Logical consequence/resolution dilemma

Question

Show with resolution that logical consequence $p \Rightarrow (\neg q \rightarrow p)$ holds.

I have been stuck with this problem for a while now, can someone give me starting point?

Answer 1

Showing that $\lnot q \to p$ (the thesis) is a logical consequence of $p$ (the hypothesis), amounts to show that the formula $p \land \lnot (\lnot q \to p)$ (obtained as the conjunction of the hypotheses and of the negation of the thesis) is unsatisfiable.

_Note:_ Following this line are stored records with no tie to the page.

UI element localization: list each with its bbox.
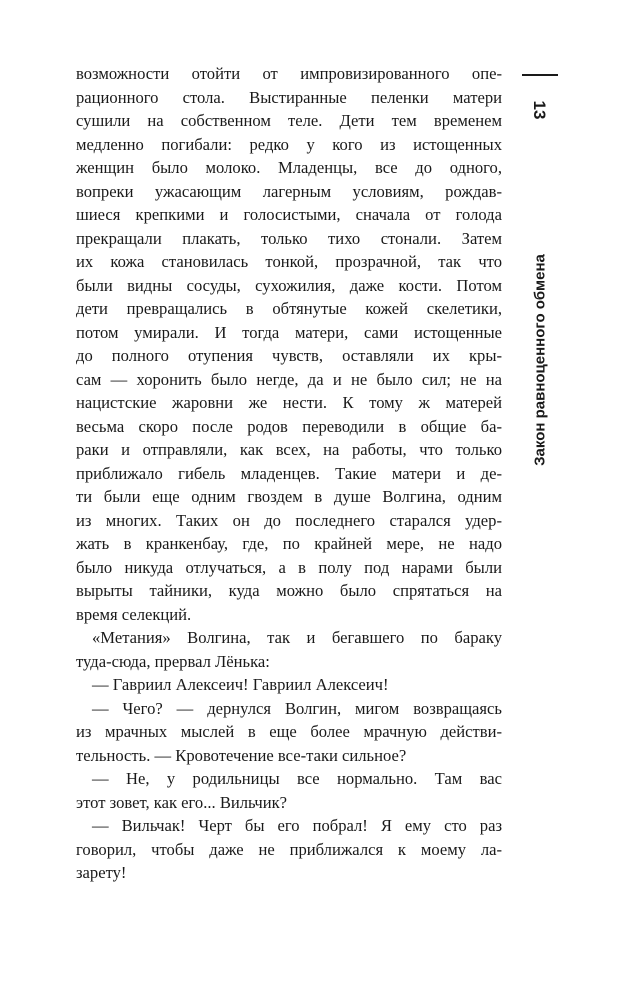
text-line: рационного стола. Выстиранные пеленки матери [76, 87, 502, 107]
text-line: сам — хоронить было негде, да и не было сил; не на [76, 369, 502, 389]
text-line: нацистские жаровни же нести. К тому ж матерей [76, 393, 502, 412]
text-line: шиеся крепкими и голосистыми, сначала от голода [76, 205, 502, 224]
text-line: зарету! [76, 863, 127, 882]
text-line: тельность. — Кровотечение все-таки сильное? [76, 745, 407, 765]
text-line: вырыты тайники, куда можно было спрятаться на [76, 581, 502, 600]
text-line: женщин было молоко. Младенцы, все до одного, [76, 158, 502, 177]
text-line: были видны сосуды, сухожилия, даже кости. Потом [76, 275, 502, 295]
running-head: Закон равноценного обмена [531, 254, 549, 466]
text-line: говорил, чтобы даже не приближался к моему ла- [76, 839, 502, 859]
text-line: их кожа становилась тонкой, прозрачной, так что [76, 252, 502, 271]
text-line: прекращали плакать, только тихо стонали. Затем [76, 228, 502, 248]
text-line: — Вильчак! Черт бы его побрал! Я ему сто раз [92, 816, 502, 835]
text-line: до полного отупения чувств, оставляли их кры- [76, 346, 502, 365]
text-line: — Гавриил Алексеич! Гавриил Алексеич! [92, 675, 389, 694]
text-line: вопреки ужасающим лагерным условиям, рождав- [76, 181, 502, 201]
text-line: возможности отойти от импровизированного опе- [76, 64, 502, 83]
text-line: из многих. Таких он до последнего старался удер- [76, 510, 502, 530]
text-line: из мрачных мыслей в еще более мрачную действи- [76, 722, 502, 741]
text-line: раки и отправляли, как всех, на работы, что только [76, 440, 502, 459]
body-text [76, 62, 502, 885]
text-line: — Чего? — дернулся Волгин, мигом возвращаясь [92, 698, 502, 718]
text-line: приближало гибель младенцев. Такие матери и де- [76, 463, 502, 483]
text-line: весьма скоро после родов переводили в общие ба- [76, 416, 502, 436]
text-line: было никуда отлучаться, а в полу под нарами были [76, 557, 502, 577]
text-line: туда-сюда, прервал Лёнька: [76, 651, 270, 671]
text-line: медленно погибали: редко у кого из истощенных [76, 134, 502, 154]
text-line: жать в кранкенбау, где, по крайней мере, не надо [76, 534, 502, 553]
text-line: время селекций. [76, 604, 192, 624]
text-line: дети превращались в обтянутые кожей скелетики, [76, 299, 502, 318]
page-number-rule [522, 74, 558, 76]
text-line: «Метания» Волгина, так и бегавшего по бараку [92, 628, 502, 647]
text-line: сушили на собственном теле. Дети тем временем [76, 111, 502, 130]
page-number: 13 [530, 100, 549, 120]
text-line: потом умирали. И тогда матери, сами истощенные [76, 322, 502, 342]
text-line: — Не, у родильницы все нормально. Там вас [92, 769, 502, 788]
text-line: ти были еще одним гвоздем в душе Волгина, одним [76, 487, 502, 506]
text-line: этот зовет, как его... Вильчик? [76, 792, 288, 812]
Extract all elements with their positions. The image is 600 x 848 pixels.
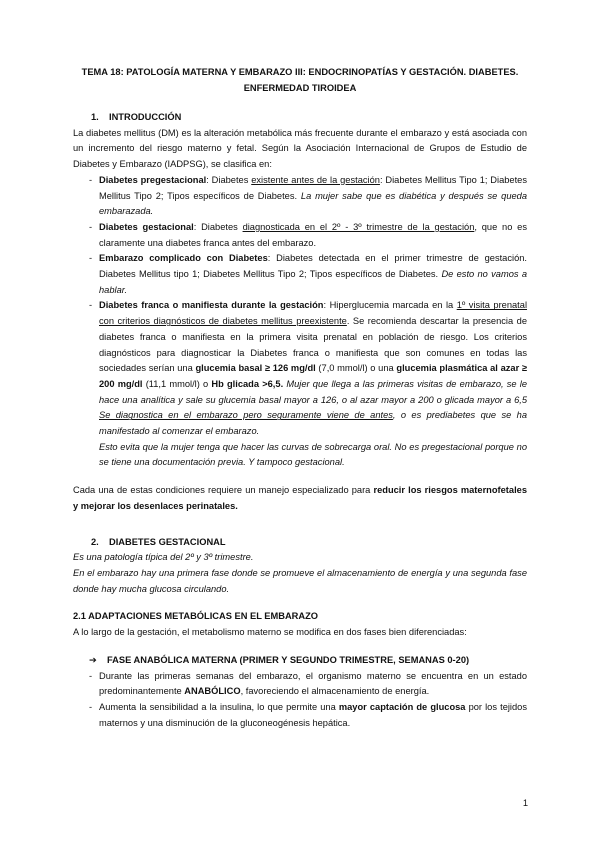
section-2-note-2: En el embarazo hay una primera fase donde se promueve el almacenamiento de energía y una segunda fase donde hay mucha glucosa circulando. bbox=[73, 567, 527, 594]
phase-item-2: - Aumenta la sensibilidad a la insulina, lo que permite una mayor captación de glucosa por los tejidos maternos y una disminución de la gluconeogénesis hepática. bbox=[73, 700, 527, 731]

To prove that such a formula is unsatisfiable, we first have to transform it in an equivalent conjunction of literals (conjunctive normal form). Now,

$$\lnot( \lnot q \to p) \equiv \lnot (\lnot \lnot q \lor p) \equiv \lnot (q \lor p) \equiv \lnot q \land \lnot p $$ and so $$p \land \lnot (\lnot q \to p) \equiv p \land \lnot q \land \lnot p$$ which is a conjunctive normal form. Such a formula is unsatisfiable if and only if the set of clauses:

$$\tag{1} \{p, \lnot q, \lnot p\}$$

is unsatisfiable. According to the resolution method, a set of clauses is unsatisfiable if and only if it is possible to derive the empty clause by applying repeatedly the resolution rule to any pair of clauses of that set. Let us take the clauses $p$ and $\lnot p$ from the set $(1)$ and let us apply the resolution rule to them: we get the empty clause

$$\dfrac{p \qquad \lnot p}{\square} $$

Therefore, the set $(1)$ is unsatisfiable, which is equivalent to say that $\lnot q \to p$ is a logical consequence of $p$.